This earned me some criticism about the way I had misused the term “convergence” (much of it from another rAVe blogger, Mark Coxon). I certainly accept that I had used the word in a way not currently the norm in our industry, but this use was intentional. If you missed the original article, you can find it here, and the conversation that ensued can be found here, if you care to catch up with it.

Anyway, there were some points made in the original article that I had determined to explore:

  • First, that the nature of electronics development says that components, which are being combined now, will continue to converge in many ways. Among these are the convergence of AV and IT functions as well as the merger of multiple devices and functions into single hardware units, or even into software or virtual functions.
  • Second, that devices being combined can sacrifice capabilities (usually those least commonly used) in favor of simplicity.
  • Third, (and the idea I really wanted to explore this month) that this convergence can affect our bottom lines, and the way we operate. In fact, it may be making many of our traditional ideas about how our business is structured obsolete.

The traditional business model for an AV rental and staging company rests largely on shows being the sum of their parts. In other words, on renting gear. Most rental quotes read like an inventory of the truck that goes to site, with each piece of gear having a daily rate. I, and a lot of my contemporaries, have argued against this model for a long time, but changing the market is like turning a battleship. Combine this with the fact that most computer inventory systems generate quotes  in the same manner, fundamentally as lists of items, and it’s easy to see why most of the market works this way. It’s the norm and the path of least resistance.

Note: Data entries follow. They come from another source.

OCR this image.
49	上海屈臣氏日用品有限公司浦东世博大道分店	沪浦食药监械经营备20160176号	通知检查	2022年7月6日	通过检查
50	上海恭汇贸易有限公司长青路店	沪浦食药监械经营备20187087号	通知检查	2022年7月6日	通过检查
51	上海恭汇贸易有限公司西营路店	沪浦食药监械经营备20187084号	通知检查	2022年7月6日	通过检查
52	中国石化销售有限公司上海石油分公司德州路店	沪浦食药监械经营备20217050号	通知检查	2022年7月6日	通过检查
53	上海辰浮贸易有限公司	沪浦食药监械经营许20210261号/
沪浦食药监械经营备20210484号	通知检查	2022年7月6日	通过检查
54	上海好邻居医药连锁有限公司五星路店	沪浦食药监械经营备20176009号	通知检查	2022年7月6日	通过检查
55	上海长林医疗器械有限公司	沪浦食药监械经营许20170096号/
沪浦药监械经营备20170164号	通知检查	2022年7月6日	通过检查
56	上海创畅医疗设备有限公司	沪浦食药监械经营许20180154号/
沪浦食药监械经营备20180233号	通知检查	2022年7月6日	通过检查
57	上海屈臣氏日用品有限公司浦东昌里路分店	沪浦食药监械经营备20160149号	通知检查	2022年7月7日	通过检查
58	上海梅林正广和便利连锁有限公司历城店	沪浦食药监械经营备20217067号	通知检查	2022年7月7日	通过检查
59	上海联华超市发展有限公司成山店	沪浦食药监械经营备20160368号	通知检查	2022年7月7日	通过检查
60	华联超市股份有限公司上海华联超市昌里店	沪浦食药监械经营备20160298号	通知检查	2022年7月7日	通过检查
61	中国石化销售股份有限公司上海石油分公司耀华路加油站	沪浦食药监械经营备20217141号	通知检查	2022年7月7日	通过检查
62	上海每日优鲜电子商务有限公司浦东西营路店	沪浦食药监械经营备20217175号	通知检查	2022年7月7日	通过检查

Now, combine the fact that while most of the line items on our rental quotes are for gear with the reality that our biggest costs are in labor — in personnel. Not only is this already a problem we have been fighting for the last couple of decades or so, but it is multiplied by today’s multi-function electronic gear.

How so?

Simple. It’s because the new, highly-programmable, DSP-based, network-capable, software driven equipment requires investing a lot more not-traditionally-billable labor in the form of configuration and programming time (not to mention debugging).

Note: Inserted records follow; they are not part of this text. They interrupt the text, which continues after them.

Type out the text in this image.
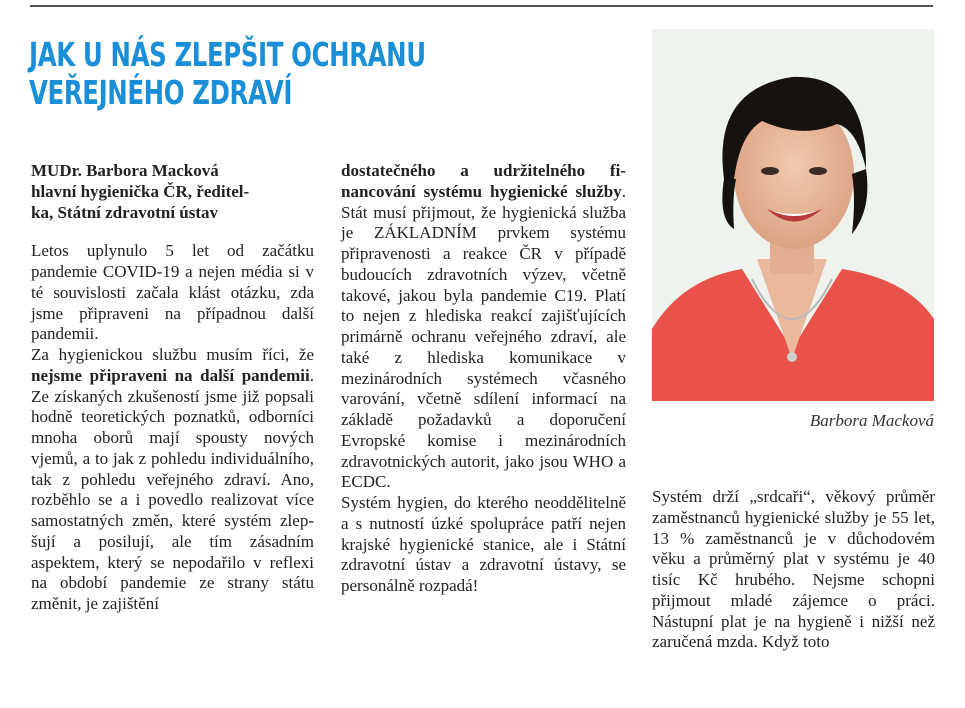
JAK U NÁS ZLEPŠIT OCHRANU
VEŘEJNÉHO ZDRAVÍ

MUDr. Barbora Macková
hlavní hygienička ČR, ředitel-
ka, Státní zdravotní ústav

Letos uplynulo 5 let od začátku pandemie COVID-19 a nejen média si v té souvislosti začala klást otázku, zda jsme připraveni na případnou další pandemii.

Za hygienickou službu musím říci, že nejsme připraveni na další pandemii. Ze získaných zkušeností jsme již popsali hodně teoretických poznatků, odborníci mnoha oborů mají spousty nových vjemů, a to jak z pohledu individuálního, tak z pohledu veřejného zdraví. Ano, rozběhlo se a i povedlo realizovat více samostatných změn, které systém zlepšují a posilují, ale tím zásadním aspektem, který se nepodařilo v reflexi na období pandemie ze strany státu změnit, je zajištění

dostatečného a udržitelného financování systému hygienické služby. Stát musí přijmout, že hygienická služba je ZÁKLADNÍM prvkem systému připravenosti a reakce ČR v případě budoucích zdravotních výzev, včetně takové, jakou byla pandemie C19. Platí to nejen z hlediska reakcí zajišťujících primárně ochranu veřejného zdraví, ale také z hlediska komunikace v mezinárodních systémech včasného varování, včetně sdílení informací na základě požadavků a doporučení Evropské komise i mezinárodních zdravotnických autorit, jako jsou WHO a ECDC.

Systém hygien, do kterého neoddělitelně a s nutností úzké spolupráce patří nejen krajské hygienické stanice, ale i Státní zdravotní ústav a zdravotní ústavy, se personálně rozpadá!

Barbora Macková

Systém drží „srdcaři“, věkový průměr zaměstnanců hygienické služby je 55 let, 13 % zaměstnanců je v důchodovém věku a průměrný plat v systému je 40 tisíc Kč hrubého. Nejsme schopni přijmout mladé zájemce o práci. Nástupní plat je na hygieně i nižší než zaručená mzda. Když toto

Let me give you an example:

Today, an audio DSP processor can replace many of what used to be dedicated, single-purpose devices: equalizers, compressors, limiters, speaker system processing, etc.

In the “olden days” (phrase used for Mark Coxon’s amusement), each of these functions would have been performed by a dedicated piece of gear — in other words, a billable line item. Placing a new EQ in inventory involved putting a label on it, entering it into our inventory system, and putting it on the shelves in the warehouse. So the acquisition cost of the item was the cost of buying it, and the cost of unpacking it.

The first of the profitability concerns over this reduction in line items is: Does the new multi-function rental item rent for as much as the dedicated components did? Because it normally costs more to buy, and often doesn’t last as long in inventory.

But even that cost is oversimplified and misses something, because the acquisition cost of the DSP item now includes a lot more training, preparation and programming just to place it in inventory — to prepare it to work with the rest of our gear. And, unlike the dedicated components, this process will have to be repeated many times, since most of us don’t keep only full, dedicated systems on the shelves. We tend to package and configure systems from components much of the time, and the programming time for much of the newer gear will have to be completed for each new configuration until we have built that vital library of config files — by which time the new processor will be replaced by an even newer, even spiffier one. And we begin the process all over again. And, during the period the new multifunction item is in our inventory, there are somewhat increased costs of training time, and some higher-cost tools (like notebooks, tablets, and access software) for our technical crew.

So many of the actual operational and acquisition costs of gear become “fuzzy.” Sometimes we simply accept them as the new cost of doing business, watching them creep into the monthly overhead costs. And sometimes, we don’t even realize they are there. And, truth to tell, sometimes we ignore them — because we can’t figure out how to charge our clients for time spent updating firmware.

By all this, am I advocating a return to older technologies? Of course not. You can be part of the steamroller, or part of the road. And the new technologies open new possibilities, and I am always the first one to go down to the loading dock when a delivery of the latest and greatest arrives.

But it changes things…

And I guess that was the point of this entire exercise. We need to examine the very nature of the way business is done in most of the AV rental industry. As equipment for AV converges with equipment for IT, as boxes consolidate into fewer components, and as many devices disappear altogether into software and cloud-based services, we need to redefine ourselves — and what it is we are renting.